Factors influencing the sustained use of SODIS at grassroots level have been studied and based on half-year project evaluations in Nepal, India, Pakistan, Uzbekistan, Indonesia, Kenya, Uganda, Boliva, Nicaragua, Peru, Ecuador, Guatemala, Honduras and El Salvador and on two socio-scientific assessments, numerous factors were identified. One of the factors is the local availability of the required PET or glass bottles. In East Lombok a supply scheme is in place where empty bottles from the PET-bottle producer are bought and sold to users at the health posts.

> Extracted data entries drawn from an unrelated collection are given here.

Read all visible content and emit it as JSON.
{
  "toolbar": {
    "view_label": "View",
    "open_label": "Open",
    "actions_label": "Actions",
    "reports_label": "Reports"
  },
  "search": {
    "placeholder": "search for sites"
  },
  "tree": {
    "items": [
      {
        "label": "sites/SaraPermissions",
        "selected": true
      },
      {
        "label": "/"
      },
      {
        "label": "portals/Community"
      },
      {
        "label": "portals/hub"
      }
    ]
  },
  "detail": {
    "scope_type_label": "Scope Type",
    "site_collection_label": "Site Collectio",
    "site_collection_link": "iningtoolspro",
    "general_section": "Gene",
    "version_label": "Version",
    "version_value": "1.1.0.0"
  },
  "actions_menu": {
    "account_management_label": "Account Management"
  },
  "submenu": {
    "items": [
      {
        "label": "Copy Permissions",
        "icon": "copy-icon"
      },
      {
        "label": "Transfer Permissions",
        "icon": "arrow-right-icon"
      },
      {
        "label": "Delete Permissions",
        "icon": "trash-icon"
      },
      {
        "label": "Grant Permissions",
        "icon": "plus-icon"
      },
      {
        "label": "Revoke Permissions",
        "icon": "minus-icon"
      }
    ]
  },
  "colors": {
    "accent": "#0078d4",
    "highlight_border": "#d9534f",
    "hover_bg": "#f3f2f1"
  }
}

Motivated promoters play a key role is sustained use and acceptance of SODIS. SODIS practice was highest in villages where locally respected people worked as highly motivated and convincing promoters. Interventions with just one information event were not sufficient to establish a sustainable SODIS practice, rather a long-tem intervention with promoters visiting trained users regularly over several months after initial training was required to raise awareness and establish a sustainable practice. SODIS acceptance was found to be more prominent in areas where SODIS is clearly visible in the community (many bottles on the roofs or in front of the houses) and used by a great number of people, including the community leaders. Education level was found to influence the willingness to change behaviour with initially those more highly educated being more difficult to convince that SODIS could efficiently treat drinking water. Scepticism about the microbiological efficiency of the method was reduced by bacteriological water quality tests with raw and treated water. Some field operations found that once doubts about SODIS efficiency were dispelled, people with a higher education and higher economic status were more likely to adopt SODIS, improve their hygiene behaviour and also sustain it over a longer period. A field study in Bolivia in 2007 revealed that integration of SODIS education into official institutions supported the continued dissemination and promotion of SODIS at grassroots level. When the SODIS messages were integrated into regular programs and local institutions (schools, health centres, local and superior governmental structures), a higher level of institutionalisation, continuation and extension of the SODIS promotion was achieved and a positive effect on the sustained use of SODIS at the household level was found.